Una de las cosas más difíciles de hacer en políticas son los relevos. Hacerlos bien, me refiero, y no simplemente liquidando físicamente al adversario. Y eso en democracia, porque en las dictaduras la cosa se vuelve aún más difícil, y si no miren Cuba. Se pueden distinguir diferentes tipos de relevos, como es obvio señalar. En primer lugar, estaría el ejemplo autoritario, dedocrático que dio Aznar al elegir a Rajoy como su sucesor. Tras meses emborronando el famoso cuaderno azul, sin considerar ni siquiera consultar a los órganos y bases del Partido Popular, finalmente optó Aznar, él solito, por una opción que a la postre no tiene uno claro que haya sido la más acertada para los intereses populares. Ahora mismo parece que ni el antaño presidente con vocación azoriana la tiene tan clara. También es cierto que era difícil prever una coyuntura electoral como la del 11 de marzo de 2004 pero es innegable que en el estilo se veía que tanto sucedido como sucesor apuntaban maneras.

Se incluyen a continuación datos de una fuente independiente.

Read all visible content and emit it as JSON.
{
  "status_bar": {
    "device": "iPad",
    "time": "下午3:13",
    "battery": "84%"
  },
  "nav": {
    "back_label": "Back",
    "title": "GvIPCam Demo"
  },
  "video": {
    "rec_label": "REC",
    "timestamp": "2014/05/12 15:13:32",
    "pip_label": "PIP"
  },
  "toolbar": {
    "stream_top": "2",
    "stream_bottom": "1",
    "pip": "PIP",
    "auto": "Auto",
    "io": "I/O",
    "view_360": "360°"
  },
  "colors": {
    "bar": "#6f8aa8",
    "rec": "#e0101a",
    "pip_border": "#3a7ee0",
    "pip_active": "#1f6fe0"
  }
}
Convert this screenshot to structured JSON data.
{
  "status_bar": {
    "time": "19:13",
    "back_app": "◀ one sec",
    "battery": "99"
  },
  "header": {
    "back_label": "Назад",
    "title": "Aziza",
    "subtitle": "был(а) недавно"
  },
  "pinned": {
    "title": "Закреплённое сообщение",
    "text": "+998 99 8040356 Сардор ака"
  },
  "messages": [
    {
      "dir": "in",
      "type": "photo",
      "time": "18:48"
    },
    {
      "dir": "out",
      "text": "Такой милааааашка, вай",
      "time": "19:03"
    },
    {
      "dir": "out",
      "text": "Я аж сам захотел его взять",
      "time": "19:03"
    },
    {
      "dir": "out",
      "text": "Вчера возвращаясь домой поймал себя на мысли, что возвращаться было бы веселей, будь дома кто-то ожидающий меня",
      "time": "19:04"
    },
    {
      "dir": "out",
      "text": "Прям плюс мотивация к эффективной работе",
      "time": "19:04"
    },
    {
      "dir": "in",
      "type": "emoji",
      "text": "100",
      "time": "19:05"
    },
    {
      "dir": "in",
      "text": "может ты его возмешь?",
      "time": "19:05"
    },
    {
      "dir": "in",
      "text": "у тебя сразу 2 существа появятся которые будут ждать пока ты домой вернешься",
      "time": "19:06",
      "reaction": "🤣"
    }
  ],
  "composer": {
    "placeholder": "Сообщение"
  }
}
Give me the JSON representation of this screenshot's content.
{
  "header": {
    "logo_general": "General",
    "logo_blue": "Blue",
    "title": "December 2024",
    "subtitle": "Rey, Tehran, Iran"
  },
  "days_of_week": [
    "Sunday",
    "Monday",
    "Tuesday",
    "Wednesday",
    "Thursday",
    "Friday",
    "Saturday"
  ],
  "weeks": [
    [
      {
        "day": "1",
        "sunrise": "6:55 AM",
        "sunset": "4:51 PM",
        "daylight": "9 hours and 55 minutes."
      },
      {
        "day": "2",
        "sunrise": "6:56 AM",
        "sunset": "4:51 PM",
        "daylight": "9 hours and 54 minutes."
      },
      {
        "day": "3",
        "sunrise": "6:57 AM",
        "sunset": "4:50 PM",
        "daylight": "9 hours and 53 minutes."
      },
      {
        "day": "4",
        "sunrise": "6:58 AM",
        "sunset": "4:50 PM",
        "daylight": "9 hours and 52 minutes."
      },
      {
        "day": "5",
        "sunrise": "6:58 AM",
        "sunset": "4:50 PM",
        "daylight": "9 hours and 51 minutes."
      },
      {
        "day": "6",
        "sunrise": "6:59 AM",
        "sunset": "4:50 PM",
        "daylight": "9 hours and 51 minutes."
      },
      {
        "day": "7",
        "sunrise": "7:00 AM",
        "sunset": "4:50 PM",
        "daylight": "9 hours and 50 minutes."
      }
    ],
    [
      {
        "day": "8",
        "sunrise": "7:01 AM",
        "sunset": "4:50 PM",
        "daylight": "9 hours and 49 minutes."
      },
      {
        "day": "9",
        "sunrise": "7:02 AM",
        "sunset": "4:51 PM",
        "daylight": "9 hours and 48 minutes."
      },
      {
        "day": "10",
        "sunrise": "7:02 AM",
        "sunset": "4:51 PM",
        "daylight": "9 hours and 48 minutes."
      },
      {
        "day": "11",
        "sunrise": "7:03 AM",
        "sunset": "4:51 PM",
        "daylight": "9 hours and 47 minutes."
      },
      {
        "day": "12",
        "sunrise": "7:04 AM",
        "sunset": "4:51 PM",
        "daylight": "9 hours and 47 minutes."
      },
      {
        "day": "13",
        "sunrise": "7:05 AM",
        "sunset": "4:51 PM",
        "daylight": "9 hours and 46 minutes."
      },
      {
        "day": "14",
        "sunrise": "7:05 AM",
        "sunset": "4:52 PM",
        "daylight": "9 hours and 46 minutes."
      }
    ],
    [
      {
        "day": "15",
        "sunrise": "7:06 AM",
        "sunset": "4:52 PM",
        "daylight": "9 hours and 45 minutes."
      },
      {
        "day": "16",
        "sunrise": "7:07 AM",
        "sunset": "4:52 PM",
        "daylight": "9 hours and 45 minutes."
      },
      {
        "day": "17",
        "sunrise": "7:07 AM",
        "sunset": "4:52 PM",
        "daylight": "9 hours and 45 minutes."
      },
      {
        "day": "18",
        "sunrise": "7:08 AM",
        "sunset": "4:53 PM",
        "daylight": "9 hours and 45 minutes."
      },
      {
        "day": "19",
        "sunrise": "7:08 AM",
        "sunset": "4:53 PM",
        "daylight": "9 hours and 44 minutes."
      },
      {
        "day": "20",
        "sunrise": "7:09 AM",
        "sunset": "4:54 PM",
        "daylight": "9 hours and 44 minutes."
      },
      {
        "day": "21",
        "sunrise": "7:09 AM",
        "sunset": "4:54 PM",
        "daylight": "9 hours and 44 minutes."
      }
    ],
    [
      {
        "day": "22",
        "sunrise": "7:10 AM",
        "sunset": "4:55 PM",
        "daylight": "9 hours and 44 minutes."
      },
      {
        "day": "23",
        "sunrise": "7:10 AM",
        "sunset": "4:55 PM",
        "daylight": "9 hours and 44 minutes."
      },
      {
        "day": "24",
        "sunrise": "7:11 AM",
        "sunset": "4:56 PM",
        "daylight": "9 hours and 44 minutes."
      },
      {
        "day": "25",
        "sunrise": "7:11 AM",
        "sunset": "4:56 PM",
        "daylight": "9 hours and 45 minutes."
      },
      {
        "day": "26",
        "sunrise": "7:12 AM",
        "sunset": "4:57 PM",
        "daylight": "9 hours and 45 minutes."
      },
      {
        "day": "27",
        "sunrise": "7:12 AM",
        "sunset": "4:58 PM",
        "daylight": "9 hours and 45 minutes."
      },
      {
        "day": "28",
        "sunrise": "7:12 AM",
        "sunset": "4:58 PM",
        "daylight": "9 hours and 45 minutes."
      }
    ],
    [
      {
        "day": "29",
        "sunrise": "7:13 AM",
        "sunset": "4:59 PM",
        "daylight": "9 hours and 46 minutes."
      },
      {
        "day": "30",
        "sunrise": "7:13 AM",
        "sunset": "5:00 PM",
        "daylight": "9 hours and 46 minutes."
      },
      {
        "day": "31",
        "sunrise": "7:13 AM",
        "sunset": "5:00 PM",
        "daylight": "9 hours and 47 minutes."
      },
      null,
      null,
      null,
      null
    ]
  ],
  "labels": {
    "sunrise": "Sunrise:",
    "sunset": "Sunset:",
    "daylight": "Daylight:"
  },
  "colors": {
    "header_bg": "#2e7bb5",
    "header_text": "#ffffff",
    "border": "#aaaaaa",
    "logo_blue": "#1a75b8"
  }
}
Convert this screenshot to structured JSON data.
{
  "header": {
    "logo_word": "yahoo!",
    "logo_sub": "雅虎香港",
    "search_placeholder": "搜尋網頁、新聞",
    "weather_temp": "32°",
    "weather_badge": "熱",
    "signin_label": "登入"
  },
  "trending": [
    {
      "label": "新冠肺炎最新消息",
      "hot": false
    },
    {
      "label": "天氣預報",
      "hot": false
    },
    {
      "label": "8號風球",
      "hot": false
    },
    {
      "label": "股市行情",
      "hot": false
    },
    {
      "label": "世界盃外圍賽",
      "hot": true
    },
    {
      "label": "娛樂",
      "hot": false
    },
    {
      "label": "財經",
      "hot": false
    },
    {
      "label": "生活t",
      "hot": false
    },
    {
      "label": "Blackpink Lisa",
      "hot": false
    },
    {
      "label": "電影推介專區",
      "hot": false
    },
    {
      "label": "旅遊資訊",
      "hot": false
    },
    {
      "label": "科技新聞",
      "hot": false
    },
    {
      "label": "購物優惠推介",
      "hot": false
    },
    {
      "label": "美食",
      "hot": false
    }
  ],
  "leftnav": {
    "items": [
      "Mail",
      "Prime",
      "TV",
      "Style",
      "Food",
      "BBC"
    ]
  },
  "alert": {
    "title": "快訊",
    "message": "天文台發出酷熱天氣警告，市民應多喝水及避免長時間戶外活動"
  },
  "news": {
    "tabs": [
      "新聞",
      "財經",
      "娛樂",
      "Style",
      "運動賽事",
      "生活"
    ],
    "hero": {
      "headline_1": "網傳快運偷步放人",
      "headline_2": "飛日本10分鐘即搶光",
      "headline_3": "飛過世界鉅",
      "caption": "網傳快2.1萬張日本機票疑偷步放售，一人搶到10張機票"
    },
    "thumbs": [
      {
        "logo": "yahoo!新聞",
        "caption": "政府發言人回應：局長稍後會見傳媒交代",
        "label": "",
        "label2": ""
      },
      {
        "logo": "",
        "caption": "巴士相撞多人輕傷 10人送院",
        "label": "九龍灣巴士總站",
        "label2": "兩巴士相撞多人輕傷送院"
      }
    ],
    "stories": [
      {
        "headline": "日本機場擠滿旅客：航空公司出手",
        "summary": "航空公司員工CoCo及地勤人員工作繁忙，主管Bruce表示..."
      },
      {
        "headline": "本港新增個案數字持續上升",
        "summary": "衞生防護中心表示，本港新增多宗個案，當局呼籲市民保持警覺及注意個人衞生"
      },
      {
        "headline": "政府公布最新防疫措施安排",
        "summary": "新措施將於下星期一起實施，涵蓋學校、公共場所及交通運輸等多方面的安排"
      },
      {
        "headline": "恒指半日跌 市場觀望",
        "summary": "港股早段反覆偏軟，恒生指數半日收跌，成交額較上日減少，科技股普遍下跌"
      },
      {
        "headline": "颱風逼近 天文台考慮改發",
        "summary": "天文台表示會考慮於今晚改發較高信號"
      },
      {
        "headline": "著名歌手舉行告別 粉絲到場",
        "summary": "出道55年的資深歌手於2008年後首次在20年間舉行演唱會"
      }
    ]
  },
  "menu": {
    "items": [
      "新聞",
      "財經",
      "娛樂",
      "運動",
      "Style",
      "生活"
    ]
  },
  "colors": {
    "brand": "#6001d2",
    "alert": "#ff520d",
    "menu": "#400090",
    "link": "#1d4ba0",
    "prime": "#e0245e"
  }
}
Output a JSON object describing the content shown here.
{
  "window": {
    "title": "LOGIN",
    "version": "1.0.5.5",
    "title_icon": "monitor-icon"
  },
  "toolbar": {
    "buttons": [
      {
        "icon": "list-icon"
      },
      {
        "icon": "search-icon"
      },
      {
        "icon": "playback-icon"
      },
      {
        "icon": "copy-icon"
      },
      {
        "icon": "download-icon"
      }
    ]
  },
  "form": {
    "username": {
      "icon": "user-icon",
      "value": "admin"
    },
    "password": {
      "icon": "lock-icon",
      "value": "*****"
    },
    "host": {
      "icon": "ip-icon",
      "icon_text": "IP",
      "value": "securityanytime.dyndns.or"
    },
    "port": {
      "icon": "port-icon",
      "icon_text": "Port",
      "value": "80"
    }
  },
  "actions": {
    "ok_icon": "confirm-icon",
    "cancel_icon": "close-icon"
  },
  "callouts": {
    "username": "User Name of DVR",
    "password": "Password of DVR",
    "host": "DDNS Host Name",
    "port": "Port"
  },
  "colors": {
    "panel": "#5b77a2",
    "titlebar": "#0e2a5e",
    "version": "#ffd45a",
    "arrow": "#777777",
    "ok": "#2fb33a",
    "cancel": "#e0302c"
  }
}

Un segundo tipo de relevo podría ser calificado como sorprendente-virguero, puesto que ni el mismo “elegido” se lo acaba de creer aun cuando alce los brazos y haga la señal de la victoria en el congreso de su partido. Tal fue el caso de Rodríguez Zapatero, el único beneficiado de las seculares luchas intestinas de los socialistas españoles. ¡Cuán debilitado no estaría el entonces partido de la oposición como para llegar a pensar que su salvación podría estar en manos de aquel desconocido diputado! Es más democrático que el primero de los casos, sin duda, aunque el componente azaroso de la jugada, hace pensar en el escaso valor de atributos tales como la capacidad o la autoridad, que no el autoritarismo, en esto de la política.
El tercero de los tipos de relevos posibles podría ser, a mi juicio, el clásico en el sentido más “clásico” del término, a lo Bruto, que despachó el problema de la sucesión de Julio César a base de puñaladas a la entrada del Capitolio. Ni tan siquiera las postreras palabras de César lo amilanaron. Es en este caso la camarilla que rodea al líder la encargada de finiquitar al interfecto que pasa, desde ese mismo momento, al panteón de las glorias nacionales, un lugar donde éste es menos molesto. Si bien en el ejemplo de Julio César el panteón era de mármol de Carrara y tenía vocación ciertamente funeraria, valdría también usar dicho ejemplo como metáfora de López Aguilar y Bruselas, ese lugar donde acaban los que aquí estorban. También hay que apuntar que César siempre estuvo mucho más interesado en Roma de lo que López Aguilar lo estuvo por Canarias.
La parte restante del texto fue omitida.